15. Mr. C.R. Deshpande also seeks to rely on 'Shri Bakshish Singh (dead) by LRs. v. Arjan Singh and Ors.' 1996 (3) Sc118,' Matindu Prakash (Deceased) by LRs. v. Bachan Singh and Ors.' : AIR1977SC2029 , 'Sri Chand and Ors. v. Jagdish Pershad Kishan Chand and Ors.' AIR 1966 SC 1427, 'Zilla Singh v. Chandgi' 1991 SC 263, and 'Deoram Ana Patil and Sonu Puna Patil' 1974 Mh.L.J.9.
16. If the above referred litmus test is applied, one would see that if the appeal succeeds then it would lead to conflicting decision with the finality of decision in favour of deceased respondent No. 3-Vajirbi.
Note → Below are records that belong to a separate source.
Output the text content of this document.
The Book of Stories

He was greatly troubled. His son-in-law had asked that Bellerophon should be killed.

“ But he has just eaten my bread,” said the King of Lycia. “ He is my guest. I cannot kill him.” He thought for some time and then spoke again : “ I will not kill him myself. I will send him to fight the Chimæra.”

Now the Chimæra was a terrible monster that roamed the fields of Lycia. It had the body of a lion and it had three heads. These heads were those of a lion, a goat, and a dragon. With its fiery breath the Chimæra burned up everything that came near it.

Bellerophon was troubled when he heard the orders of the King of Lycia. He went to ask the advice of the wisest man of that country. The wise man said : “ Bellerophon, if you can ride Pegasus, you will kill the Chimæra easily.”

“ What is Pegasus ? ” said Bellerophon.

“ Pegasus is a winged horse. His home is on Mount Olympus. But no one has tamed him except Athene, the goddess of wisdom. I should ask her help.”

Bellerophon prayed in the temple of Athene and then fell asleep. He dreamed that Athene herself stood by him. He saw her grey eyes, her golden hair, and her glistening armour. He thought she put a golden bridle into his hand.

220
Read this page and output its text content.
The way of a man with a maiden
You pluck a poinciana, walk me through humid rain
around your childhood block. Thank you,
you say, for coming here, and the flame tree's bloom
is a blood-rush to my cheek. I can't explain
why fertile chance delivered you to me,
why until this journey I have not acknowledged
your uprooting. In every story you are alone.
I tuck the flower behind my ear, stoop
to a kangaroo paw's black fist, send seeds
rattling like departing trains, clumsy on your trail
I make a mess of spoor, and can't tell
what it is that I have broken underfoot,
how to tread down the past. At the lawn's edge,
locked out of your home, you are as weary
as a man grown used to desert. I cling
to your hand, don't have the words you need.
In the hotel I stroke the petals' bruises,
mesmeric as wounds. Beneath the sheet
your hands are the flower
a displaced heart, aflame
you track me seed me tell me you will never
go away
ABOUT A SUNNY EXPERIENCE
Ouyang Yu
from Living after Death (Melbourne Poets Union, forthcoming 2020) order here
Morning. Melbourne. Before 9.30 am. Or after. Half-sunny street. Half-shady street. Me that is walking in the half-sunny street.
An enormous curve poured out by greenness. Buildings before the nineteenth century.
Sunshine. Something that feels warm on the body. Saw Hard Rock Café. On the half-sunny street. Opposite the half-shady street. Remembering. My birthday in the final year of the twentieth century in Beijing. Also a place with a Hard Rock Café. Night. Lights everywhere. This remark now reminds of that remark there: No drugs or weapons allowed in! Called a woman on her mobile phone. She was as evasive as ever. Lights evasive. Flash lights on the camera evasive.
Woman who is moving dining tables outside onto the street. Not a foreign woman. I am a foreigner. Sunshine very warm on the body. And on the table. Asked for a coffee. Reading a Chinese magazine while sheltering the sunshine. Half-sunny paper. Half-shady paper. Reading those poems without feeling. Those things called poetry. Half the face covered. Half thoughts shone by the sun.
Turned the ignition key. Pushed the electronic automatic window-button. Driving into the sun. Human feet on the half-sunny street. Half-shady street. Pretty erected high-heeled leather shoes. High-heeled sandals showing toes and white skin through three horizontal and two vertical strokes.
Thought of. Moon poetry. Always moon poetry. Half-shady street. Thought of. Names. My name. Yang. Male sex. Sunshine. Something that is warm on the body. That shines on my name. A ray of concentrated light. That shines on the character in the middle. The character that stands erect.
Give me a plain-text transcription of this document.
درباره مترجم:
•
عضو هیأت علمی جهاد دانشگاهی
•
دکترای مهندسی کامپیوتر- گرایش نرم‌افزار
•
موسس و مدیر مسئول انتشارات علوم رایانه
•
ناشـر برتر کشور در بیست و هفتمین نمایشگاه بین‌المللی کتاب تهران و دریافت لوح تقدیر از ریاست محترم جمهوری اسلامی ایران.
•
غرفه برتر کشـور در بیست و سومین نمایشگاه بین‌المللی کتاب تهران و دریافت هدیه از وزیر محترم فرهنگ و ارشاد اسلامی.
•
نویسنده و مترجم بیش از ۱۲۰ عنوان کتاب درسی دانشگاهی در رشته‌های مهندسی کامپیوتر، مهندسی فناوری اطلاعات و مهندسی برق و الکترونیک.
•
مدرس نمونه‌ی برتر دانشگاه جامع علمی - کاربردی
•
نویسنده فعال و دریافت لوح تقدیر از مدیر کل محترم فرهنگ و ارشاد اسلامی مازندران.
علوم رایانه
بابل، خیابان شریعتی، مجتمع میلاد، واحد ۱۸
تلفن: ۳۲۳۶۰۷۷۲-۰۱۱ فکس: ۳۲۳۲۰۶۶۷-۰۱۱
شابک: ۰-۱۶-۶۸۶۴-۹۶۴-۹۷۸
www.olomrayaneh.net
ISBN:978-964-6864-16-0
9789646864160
It need not be emphasised that her share has been crystallized and the decision in her favour has become final due to abatement of the appeal against her. So, if the appeal will be allowed then such decision will run counter to the finality attained in respect of the decision of the First Appellate Court in her favour. Passing of the decree in favour of the appellants will be contradictory to the decree, which has become final with respect to the same subject matter between them and deceased respondent No. 3-Vajirbi. Considering the nature of final decree, I am of the opinion that the entire appeal would abate due to abatement of the same as against the respondent No. 3-Vajirbi (original defendant No. 18). For this reason too the Second Appeal must fail.
17. In the result, the appeal is dismissed with no order as to costs.